Vitalpax CEO and founder Dalyon Ruesch said the tax credit will save the company funds that will be used to purchase production equipment, which will increase revenue. The company will devote additional income to the creation of new jobs.
Residents of southern Utah can expect Vitalpax to create up to 40 new high-paying jobs over the next 10 years under its agreement with the state, the statement said. Among them are manufacturing, laboratory and warehouse jobs, Ruesch said. The company offers its employees health benefits, paid time off, and a 401(K).
Vitalpax also partners with local universities to provide internship opportunities, he said.
Additionally, Vitalpax will invest $5 million in rural Utah through infrastructure improvements, such as the repurposing of existing buildings. The company has a preliminary goal of building a 50,000 to 70,000 square foot facility, which will allow Vitalpax to put on “the right dog and pony show for customers,” Ruesch said.

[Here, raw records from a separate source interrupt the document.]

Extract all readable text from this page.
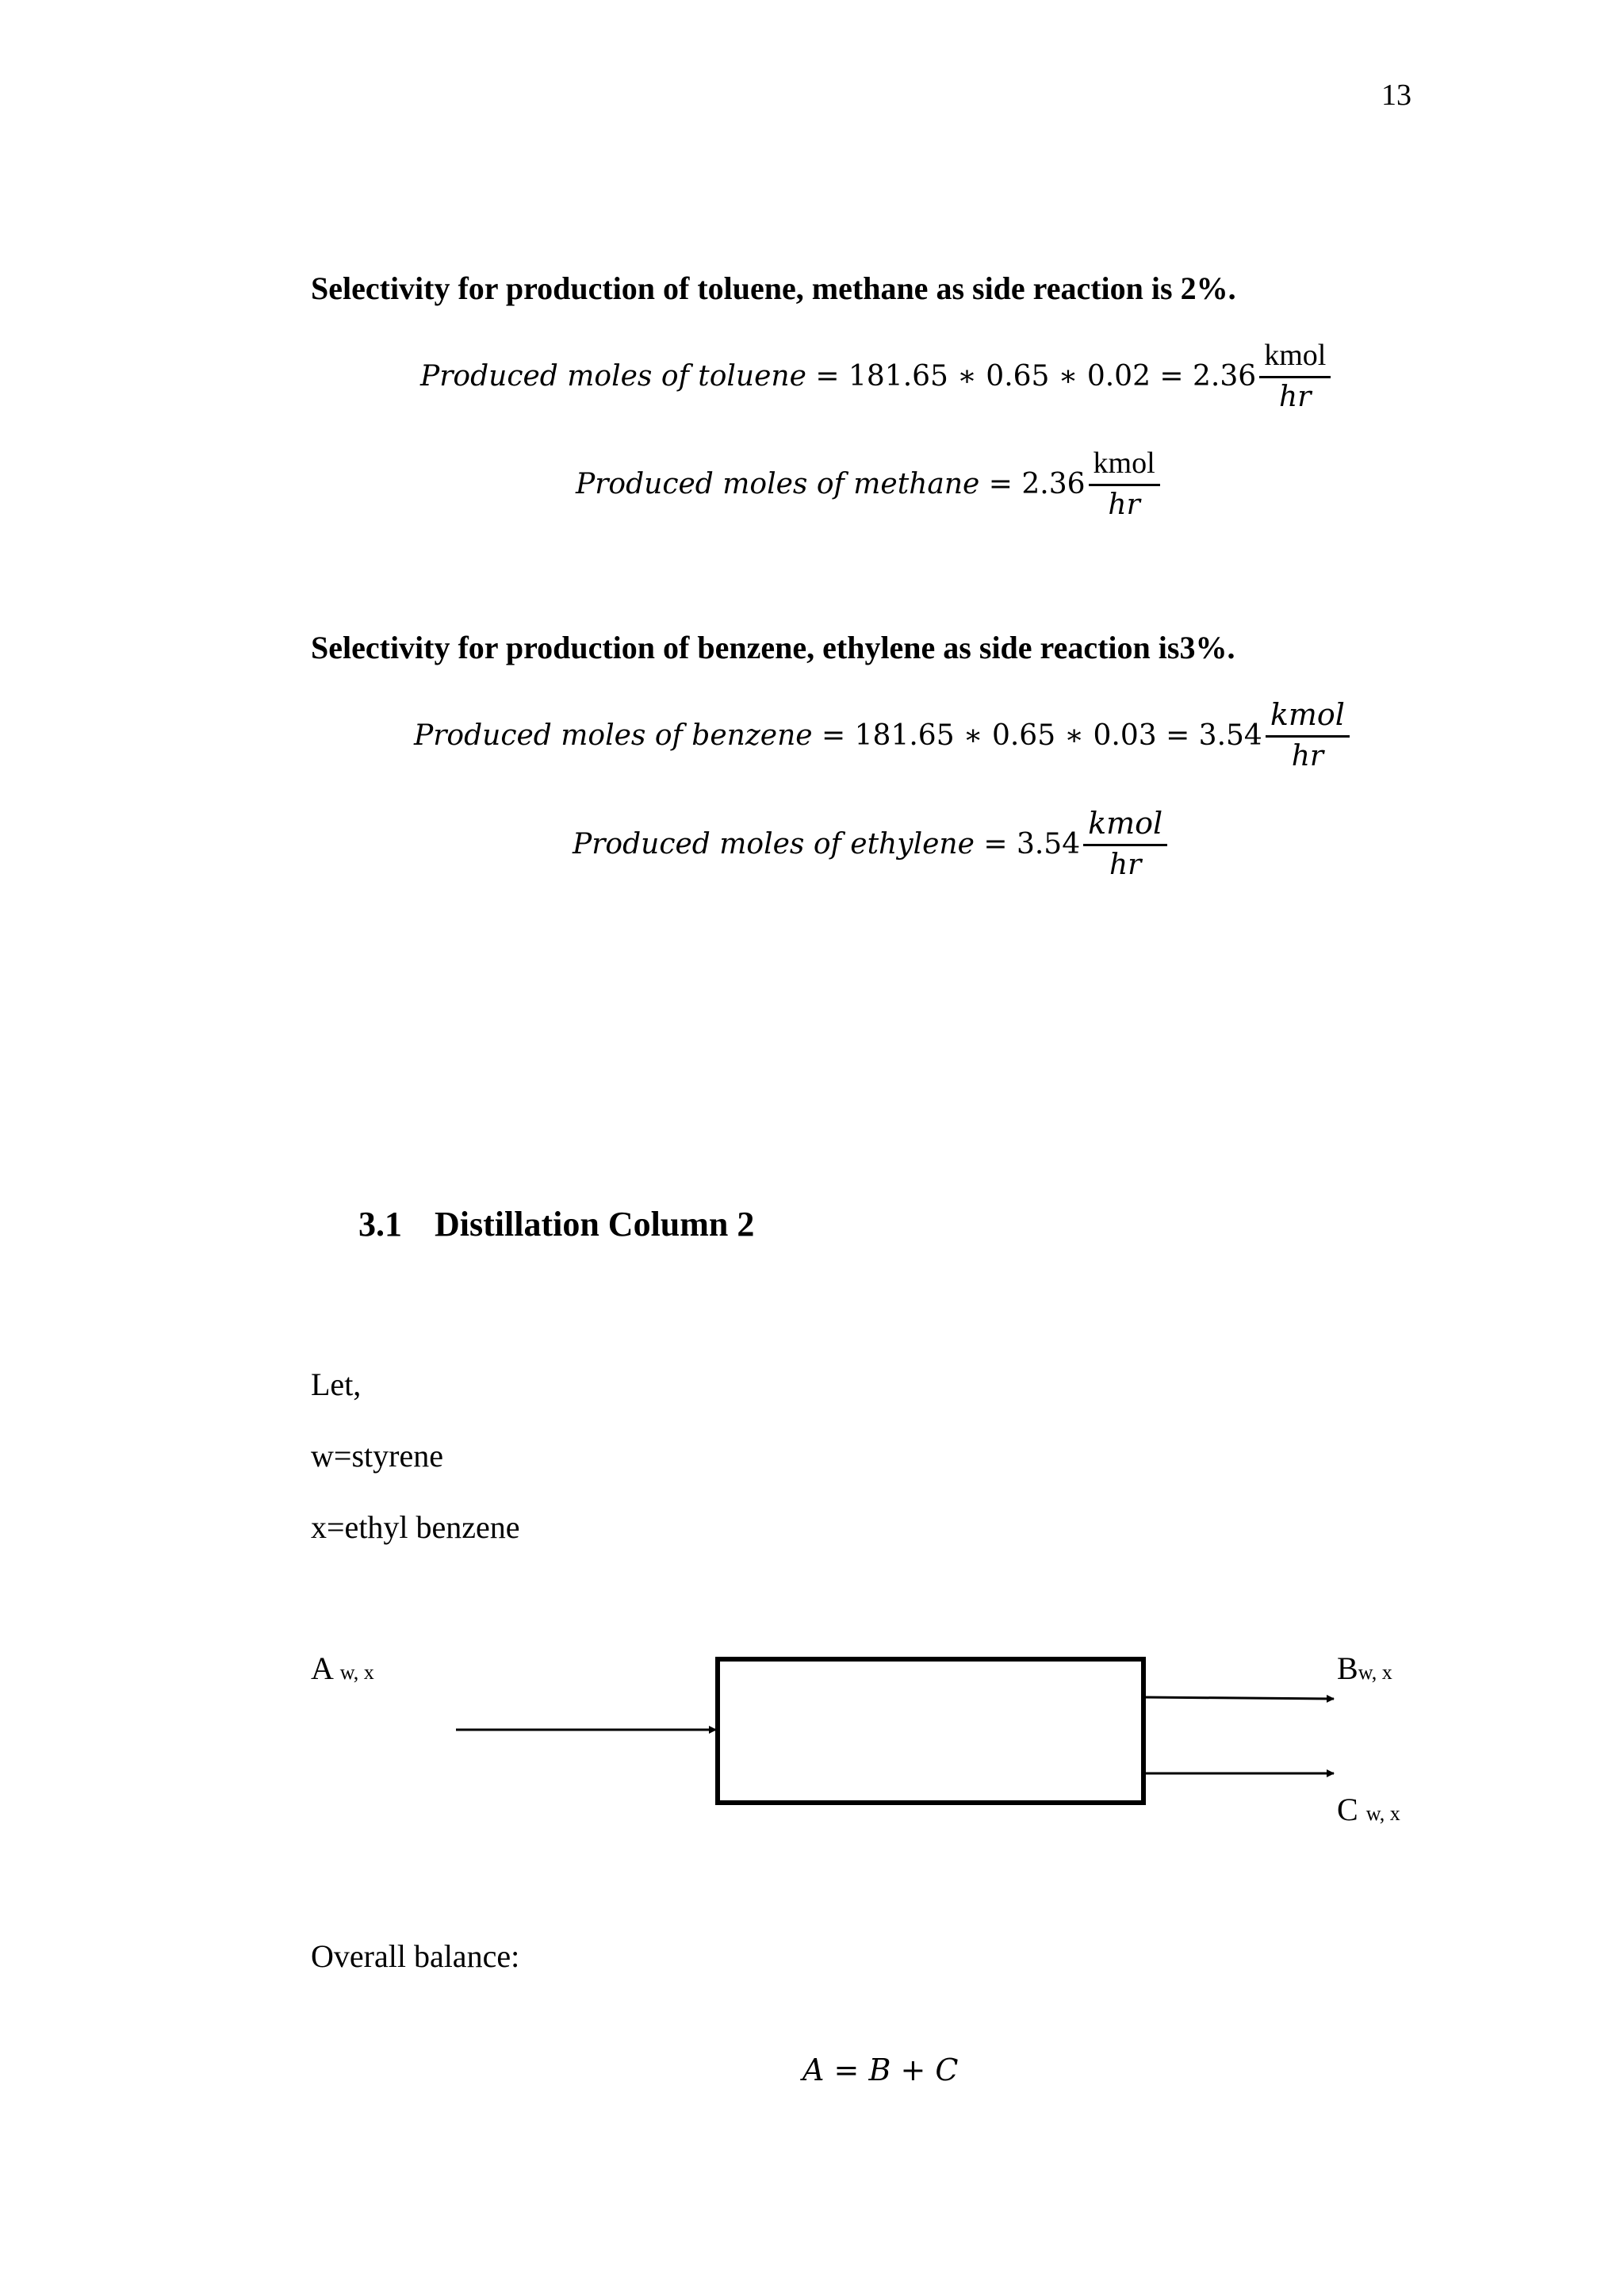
13
Selectivity for production of toluene, methane as side reaction is 2%.
Produced moles of toluene
= 181.65 ∗ 0.65 ∗ $0.02 = 2.36 \frac{\text{kmol}}{hr}$
Produced moles of methane
= $2.36 \frac{\text{kmol}}{hr}$
Selectivity for production of benzene, ethylene as side reaction is3%.
Produced moles of benzene
= 181.65 ∗ 0.65 ∗ $0.03 = 3.54 \frac{\text{kmol}}{hr}$
Produced moles of ethylene
= $3.54 \frac{\text{kmol}}{hr}$
3.1 Distillation Column 2
Let,
w=styrene
x=ethyl benzene
A w, x	Bw, x
C w, x
Overall balance:
A = B + C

Vitalpax also plans to invest in artificial intelligence-based automation, Ruesch said.
“We have automated equipment, but AI will be the way of the future when it comes to production facilities,” he said.
The potential expansion has at least one economic official excited.
“We are delighted to see Vitalpax continue to grow in La Verkin, Utah,” Dan Hemmert, executive director of the Office of Economic Opportunity, said in the press release. “The company’s dedication to its local community was evident throughout our discussions, and we want Vitalpax continued success.”
Vitalpax was founded in 2014 and makes dietary supplements and personal care products that are sold to other companies, Ruesch said. According to Vitalpax’s website, the company will print, package and ship products under its full-service contracts.
Vitalpax’s vision is to advance vitality and promote health and wellness, Ruesch said. While seeking inspiration and guidance, Ruesch read her great-grandmother Mattie Woodbury Ruesch’s autobiography, part of which focused on her health issues.
In a chapter titled “My Quest for Health”, he said she wrote about vital fruits and vegetables, which helped him come up with the company name: “vital” for his great-grand- mother and “pax” for packaging.
A picture of her great-grandmother hangs in the hall with her creed framed below.
“Serve. Grow. Seek everywhere beauty, goodness and truth,” reads the beginning of the creed.
Ruesch said the company is focused on the well-being of its co-workers, customers and community, adding that employees are referred to as co-workers as part of the company culture to promote a more equal environment.
Vitalpax is working with Talent Ready Utah’s Adopt-a-School program through the Governor’s Office of Economic Opportunity to create a service-based partnership with La Verkin Elementary, Ruesch said, adding that while the agreement partnership is still ongoing, it’s an exciting way for the company to serve its community.
Ruesch said it’s easy to be prejudiced about southern Utah, given the benefits of living, recreating and owning a business in what is “arguably America’s playground.” “.
“I couldn’t think of, you know, doing it any other way,” he said. “You know, there are so many opportunities. There are challenges – absolutely – but if it was easy, it might not be as exciting.